Sharon goes up the HoH to join Sheila and Natalie, and Sheila participates in their bitching about Adam so they don't know she's looking out for him. Later, Sheila and Adam sit at the kitchen counter as she tries to assure him that he'll be fine. Natalie joins in on the assurances. Adam is either not mollified or pretending not to be, and when Ryan comes along, he reminds Adam that he not only nominated Sheila last week, he put the whole Team Christ alliance at risk by not nominating James. Adam and Sheila start arguing with each other fairly convincingly (and earnestly, as far as I can tell), with Ryan taking Sheila's side. I'm sure Natalie is convinced. "You're not the target," Ryan reminds Adam. The target isn't even in the room...right, Natalie?
Later, when Sharon is in with the group and Natalie's the absent one, Sheila initiates a bitch session about Natalie, and everyone seems to be in agreement that she sucks. Or, in Team Christ-ese, she's Judas. Ouch. And you don't even get thirty pieces of silver for placing fifth in this game.
Late at night, Adam and Ryan are playing chess when suddenly the monitor on the wall above them changes to display an announcement: "Power of Veto Competition TONIGHT." They call the women down from the HoH room to show them, and Sheila DRs that this is probably her only chance to get Natalie out of the house. As long as Natalie doesn't win the PoV, that is. Sheila and Natalie quietly rally their respective troops, which unbeknownst to Natalie are the exact same troops.

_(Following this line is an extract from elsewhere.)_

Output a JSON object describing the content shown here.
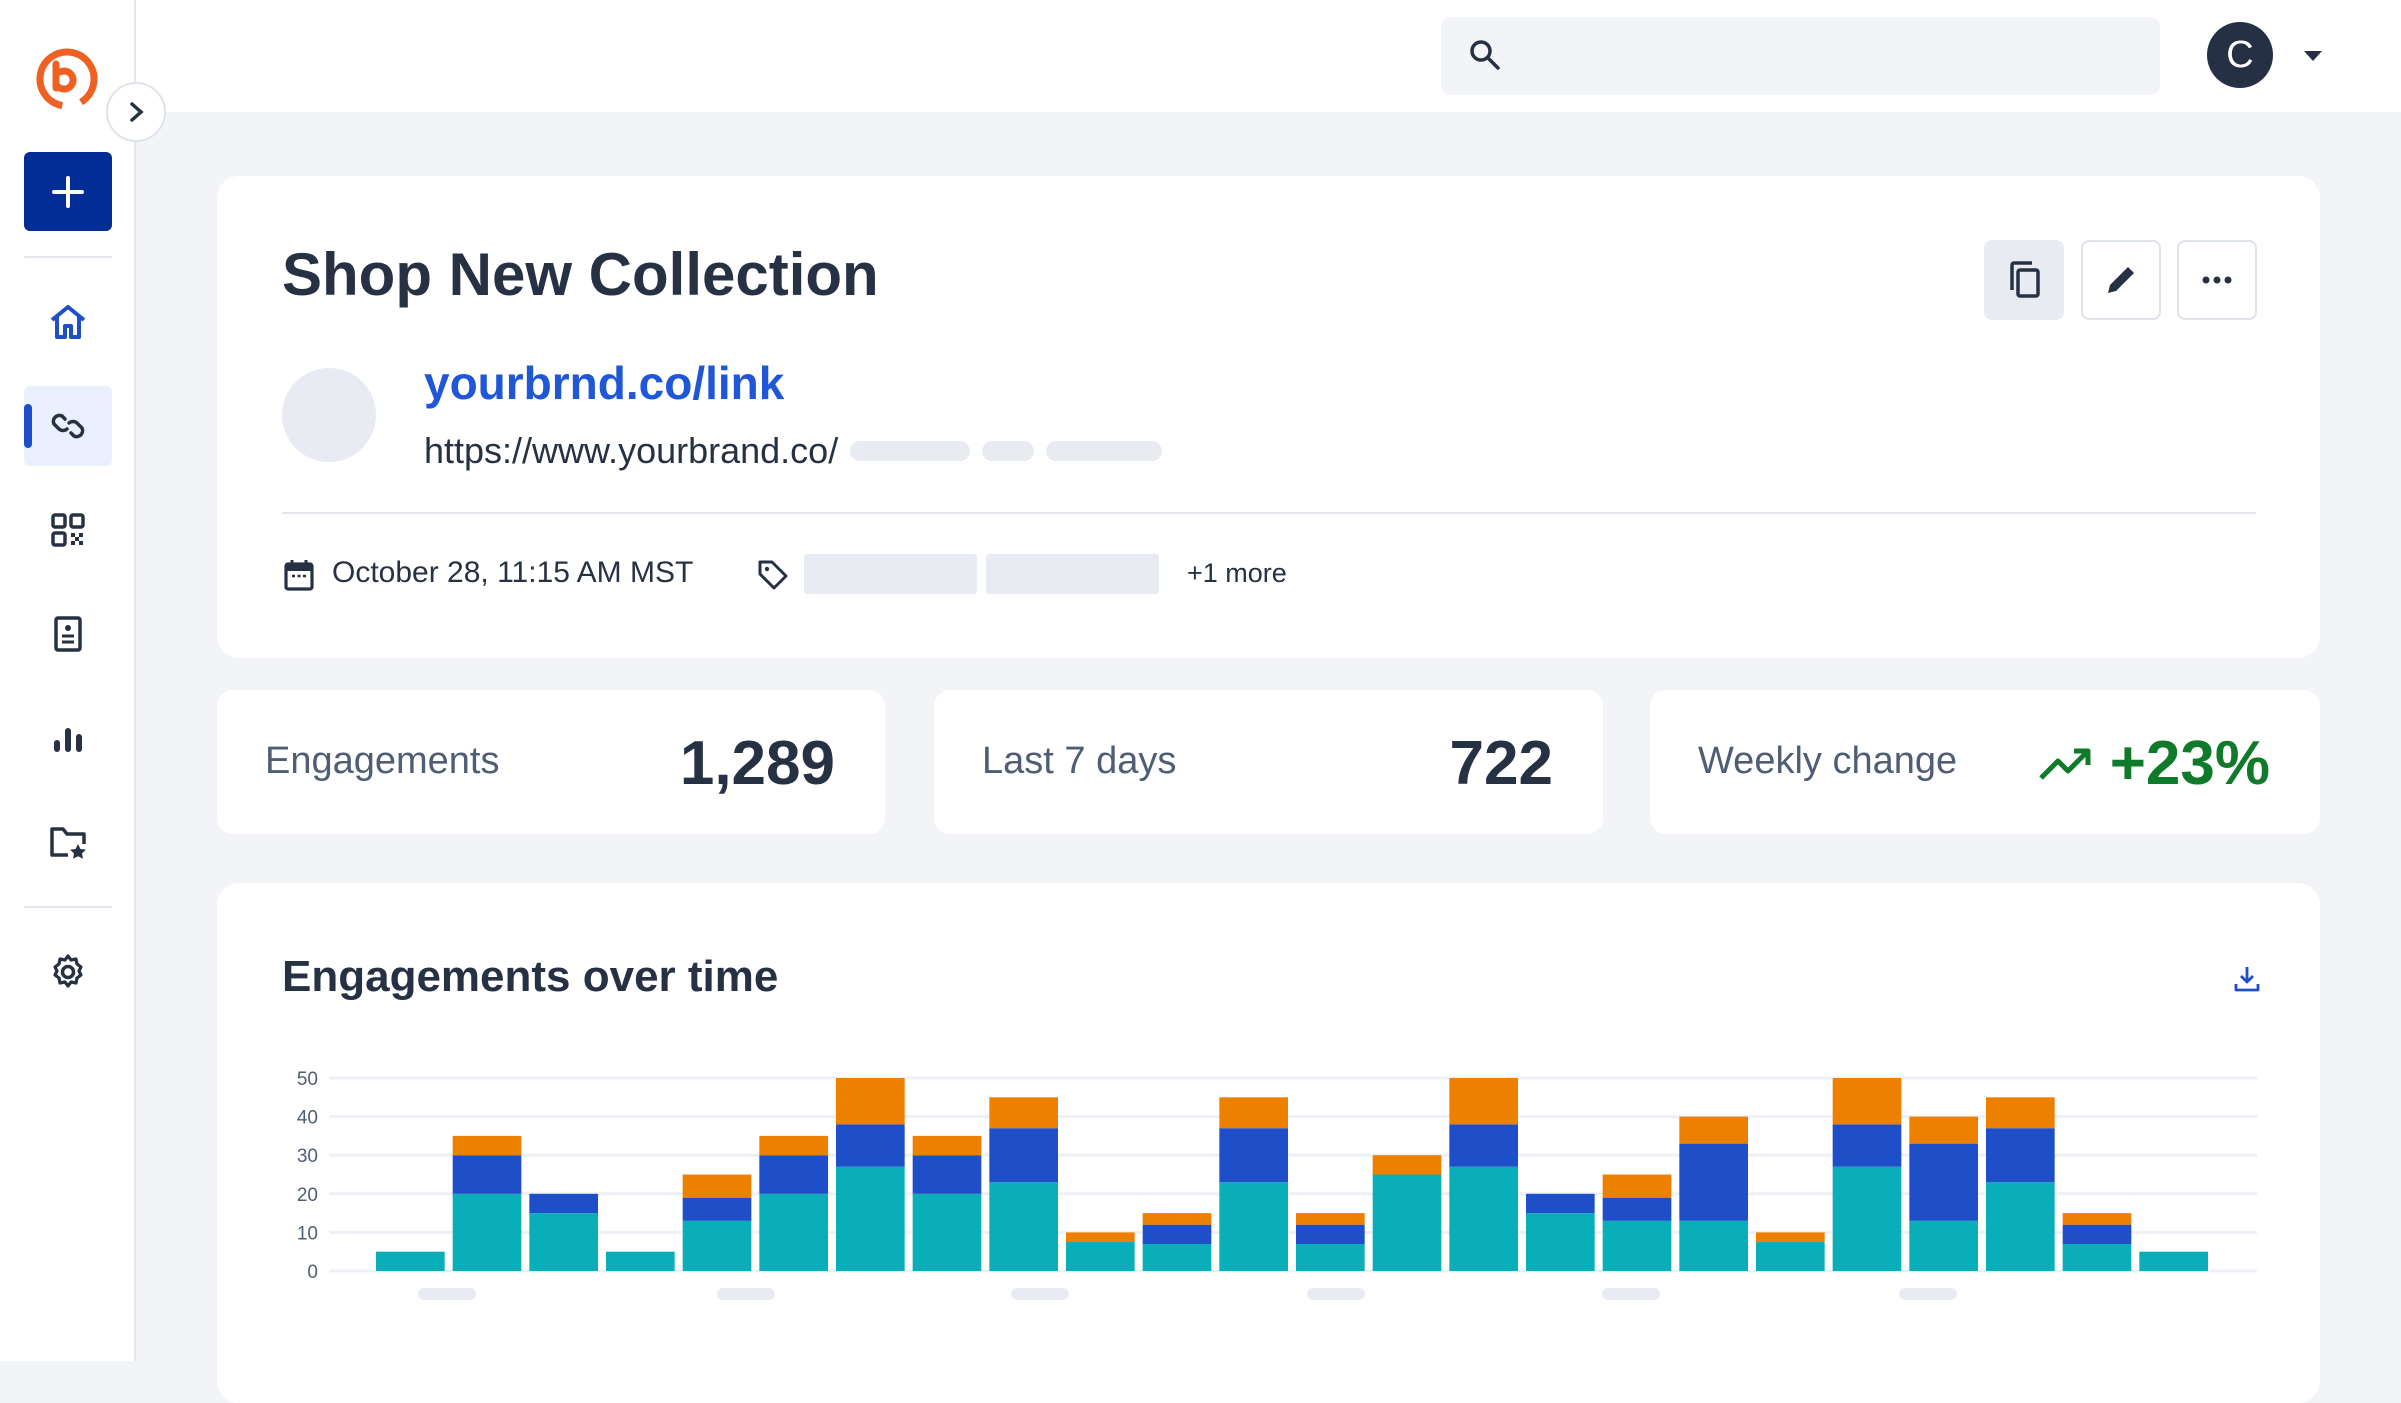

After the ads, Sheila announces that everyone needs to retire to separate rooms, since it's going to be one of those one-at-a-time competitions. Natalie is the first one to be called to the back yard, and her voice in the DR while describing the scene is so scratchy and so much more annoying even than usual that I'm almost totally distracted from the giant, nine-screen TV and nine remote controls waiting there for her. Natalie reads the instructions: players will have to use the remotes to change the channels on the TVs to put together cheesy puzzles. She goes in the wrong direction for a while, trying to complete the puzzle that shows all the houseguests' heads Photoshopped onto different copies of Evel Dick's body (and I'm sure Dick just hated posing for that photo shoot). But upon realizing that's the wrong puzzle, she switches to the one of the guinea pigs sporting the various houseguests' hairstyles. Needless to say, some of those hairstyles look better on the guinea pigs. Natalie finishes, and we are given no idea as to how long it took her. I'm sure she'd be able to find some significance in the number of minutes she spent on this, though.